This orange food is fighting malnutrition

This orange food is fighting malnutrition

This post is by Sylvia Magezi, HarvestPlus Country Manager in Uganda.

I grew up on the countryside in the foothills of the Rwenzori Mountains in western Uganda. To this day, I still encourage my own children to spend time at the farm, learning about the importance of agriculture and our family’s tradition and culture. At the same time, I am proud to work on the cutting edge of agricultural innovation that particularly addresses a nutrition problem, spending the past decade promoting the adoption of an exciting new staple crop: orange sweet potatoes.

Sweet potato varieties on display in Uganda. Photo by: A. Ball/HarvestPlus

Plate of orange sweet potato being enjoyed in Uganda. Photo credit: HarvestPlus

Why is this so important? Vitamin A deficiency remains a serious problem here in Uganda and other developing countries. Without it, a child’s immune system is left vulnerable to deadly infectious diseases like measles and diarrhea. Vitamin A deficiency is also the main cause of preventable childhood blindness in developing countries, where almost half a million children lose their sight each year. Organizations like Helen Keller International and UNICEF have done excellent work to tackle this problem by providing vitamin supplements to needy children. Foods that have been industrially fortified with micronutrients are also making a difference. However, even after all this, millions of children from low-income rural families who subsist on the food they grow often find these health-giving tools are out of reach. Biofortification becomes a suitable intervention for these families and complements those other efforts in addressing vitamin A deficiency.

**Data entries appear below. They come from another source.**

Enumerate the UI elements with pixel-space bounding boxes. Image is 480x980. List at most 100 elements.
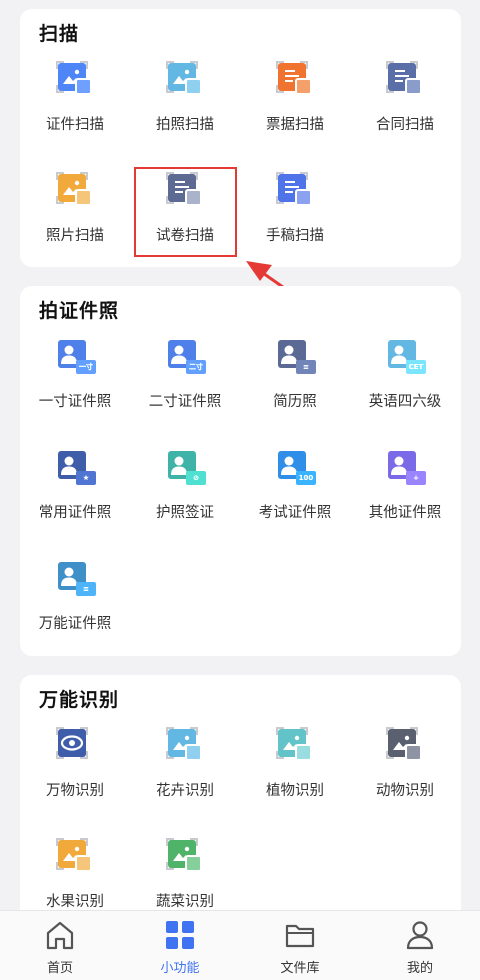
tool-label: 万物识别 [46, 783, 104, 799]
tool-label: 拍照扫描 [156, 117, 214, 133]
scan-frame-corner [166, 727, 174, 735]
scan-frame-corner [80, 838, 88, 846]
photo-scan-icon [166, 61, 204, 99]
common-photo-icon: ★ [56, 449, 96, 487]
scan-frame-corner [386, 727, 394, 735]
scan-section: 扫描 证件扫描 拍照扫描 票据扫描 合同扫描 照片扫描 试卷扫描 手稿扫描 [20, 9, 461, 267]
tool-label: 水果识别 [46, 894, 104, 910]
manuscript-scan-icon [276, 172, 314, 210]
tool-photo-scan[interactable]: 拍照扫描 [130, 61, 240, 172]
tab-me[interactable]: 我的 [360, 911, 480, 980]
picture-scan-icon [56, 172, 94, 210]
badge-icon [185, 744, 202, 761]
scan-frame-corner [166, 61, 174, 69]
tool-id-scan[interactable]: 证件扫描 [20, 61, 130, 172]
scan-frame-corner [166, 85, 174, 93]
scan-frame-corner [56, 196, 64, 204]
tool-exam-photo[interactable]: 100 考试证件照 [240, 449, 350, 560]
tab-home[interactable]: 首页 [0, 911, 120, 980]
two-inch-photo-icon: 二寸 [166, 338, 206, 376]
scan-frame-corner [80, 727, 88, 735]
plant-recognize-icon [276, 727, 314, 765]
other-photo-icon: + [386, 449, 426, 487]
scan-frame-corner [276, 727, 284, 735]
badge-label: 二寸 [186, 360, 206, 374]
id-card-scan-icon [56, 61, 94, 99]
tool-common-photo[interactable]: ★ 常用证件照 [20, 449, 130, 560]
scan-frame-corner [56, 751, 64, 759]
scan-frame-corner [56, 727, 64, 735]
scan-frame-corner [276, 172, 284, 180]
tool-other-photo[interactable]: + 其他证件照 [350, 449, 460, 560]
tool-label: 其他证件照 [368, 505, 442, 521]
folder-icon [285, 924, 315, 948]
tool-object-recognize[interactable]: 万物识别 [20, 727, 130, 838]
scan-frame-corner [300, 172, 308, 180]
eye-recognize-icon [56, 727, 94, 765]
badge-icon [75, 855, 92, 872]
cet-photo-icon: CET [386, 338, 426, 376]
scan-frame-corner [276, 85, 284, 93]
highlight-box [134, 167, 237, 257]
badge-label: 一寸 [76, 360, 96, 374]
tool-plant-recognize[interactable]: 植物识别 [240, 727, 350, 838]
scan-frame-corner [300, 61, 308, 69]
tab-tools[interactable]: 小功能 [120, 911, 240, 980]
tool-two-inch-photo[interactable]: 二寸 二寸证件照 [130, 338, 240, 449]
scan-frame-corner [386, 85, 394, 93]
tool-label: 手稿扫描 [266, 228, 324, 244]
tool-label: 植物识别 [266, 783, 324, 799]
scan-frame-corner [56, 172, 64, 180]
scan-frame-corner [80, 751, 88, 759]
user-icon [406, 921, 434, 950]
tool-label: 照片扫描 [46, 228, 104, 244]
scan-frame-corner [56, 862, 64, 870]
scan-frame-corner [276, 751, 284, 759]
tool-universal-photo[interactable]: ≡ 万能证件照 [20, 560, 130, 671]
tab-files[interactable]: 文件库 [240, 911, 360, 980]
bottom-tab-bar: 首页 小功能 文件库 我的 [0, 910, 480, 980]
tool-label: 常用证件照 [38, 505, 112, 521]
badge-icon [75, 78, 92, 95]
tool-cet-photo[interactable]: CET 英语四六级 [350, 338, 460, 449]
scan-frame-corner [56, 61, 64, 69]
scan-frame-corner [190, 838, 198, 846]
badge-icon [405, 744, 422, 761]
scan-frame-corner [410, 61, 418, 69]
tool-receipt-scan[interactable]: 票据扫描 [240, 61, 350, 172]
tool-resume-photo[interactable]: ≡ 简历照 [240, 338, 350, 449]
scan-frame-corner [386, 61, 394, 69]
scan-frame-corner [300, 727, 308, 735]
tool-one-inch-photo[interactable]: 一寸 一寸证件照 [20, 338, 130, 449]
badge-label: + [406, 471, 426, 485]
tool-passport-visa[interactable]: ⊘ 护照签证 [130, 449, 240, 560]
tool-contract-scan[interactable]: 合同扫描 [350, 61, 460, 172]
tool-animal-recognize[interactable]: 动物识别 [350, 727, 460, 838]
grid-icon [166, 921, 194, 949]
tool-label: 考试证件照 [258, 505, 332, 521]
scan-frame-corner [80, 61, 88, 69]
tool-label: 合同扫描 [376, 117, 434, 133]
section-title-recognition: 万能识别 [39, 689, 120, 711]
badge-label: ≡ [76, 582, 96, 596]
vegetable-recognize-icon [166, 838, 204, 876]
tool-flower-recognize[interactable]: 花卉识别 [130, 727, 240, 838]
animal-recognize-icon [386, 727, 424, 765]
scan-frame-corner [166, 838, 174, 846]
fruit-recognize-icon [56, 838, 94, 876]
tool-label: 证件扫描 [46, 117, 104, 133]
one-inch-photo-icon: 一寸 [56, 338, 96, 376]
tab-files-label: 文件库 [280, 961, 320, 976]
tool-picture-scan[interactable]: 照片扫描 [20, 172, 130, 283]
badge-label: ≡ [296, 360, 316, 374]
scan-frame-corner [190, 61, 198, 69]
universal-photo-icon: ≡ [56, 560, 96, 598]
tool-label: 护照签证 [156, 505, 214, 521]
id-photo-section: 拍证件照 一寸 一寸证件照 二寸 二寸证件照 ≡ 简历照 CET 英语四六级 ★ 常用证件… [20, 286, 461, 656]
scan-frame-corner [166, 862, 174, 870]
exam-photo-icon: 100 [276, 449, 316, 487]
tool-label: 动物识别 [376, 783, 434, 799]
badge-icon [295, 78, 312, 95]
tool-label: 万能证件照 [38, 616, 112, 632]
tab-home-label: 首页 [46, 961, 73, 976]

Thanks to ONE and many other partners, we have been able to raise awareness and support for these potatoes, a great source of vitamin A. For several years, mothers have told us that their children are healthier after eating these more nutritious sweet potatoes. They measure this by seeing their sons and daughters play happily and eat well. Mothers also report that their children need fewer visits to the clinic. And now, we have exciting new scientific data to confirm these mothers’ wisdom.

Ugandan children dig into a plate of orange sweet potato. Photo credit: A. Ball/HarvestPlus

Ugandan children dig into a plate of orange sweet potato. Photo credit: A. Ball/HarvestPlus

A new study demonstrates that children under five were 42% less likely to suffer from diarrhea if they had eaten high vitamin A orange sweet potato within the previous week. For children under three, the likelihood of having diarrhea was reduced by more than half. Diarrhea is one of the leading causes of death for kids in developing countries, so this is a big deal. The scientific explanation? Cells in your digestive system need vitamin A to protect you from invading germs. These cells are replaced every few days, so when vitamin A is available, it quickly moves to the digestive tract to help protect the body.

These mothers are also farmers, and they appreciate the sweet potatoes for other reasons. These “biofortified” crops, developed using conventional breeding techniques, do not require extra water or fertilizer, and they cost the same to produce as regular white varieties. Farmer-to-farmer sharing of biofortified sweet potato vines has continued to expand as the word spreads about their benefits. 27 countries have approved cultivation of these and other new biofortified crop varieties, such as rice, wheat, beans and maize. 43 more countries are in the process of doing so.

Sweet potato varieties on display in Uganda. Photo credit: A. Ball/HarvestPlus

Sweet potato varieties on display in Uganda. Photo credit: A. Ball/HarvestPlus

As a mother, a farmer, a researcher and a Ugandan, I am excited to be part of this innovative and cost-effective approach to addressing malnutrition. This is truly a global movement, with ten million people in Africa, Asia and Latin America already growing and eating these nutritious foods. We are scaling up to reach millions more in the years ahead. Together, we can help people around the world lead healthier and more productive lives.

Sylvia Magezi holds an M.Sc in Applied Human Nutrition and B.Sc in Food Science and Technology. Before joining HarvestPlus, she worked as a research officer monitoring food and nutrition security projects. Prior to that, she worked with UNICEF as a nutrition consultant involved in supporting micronutrient programs – vitamin A supplementation and salt iodization – in collaboration with the Ugandan Ministry of Health.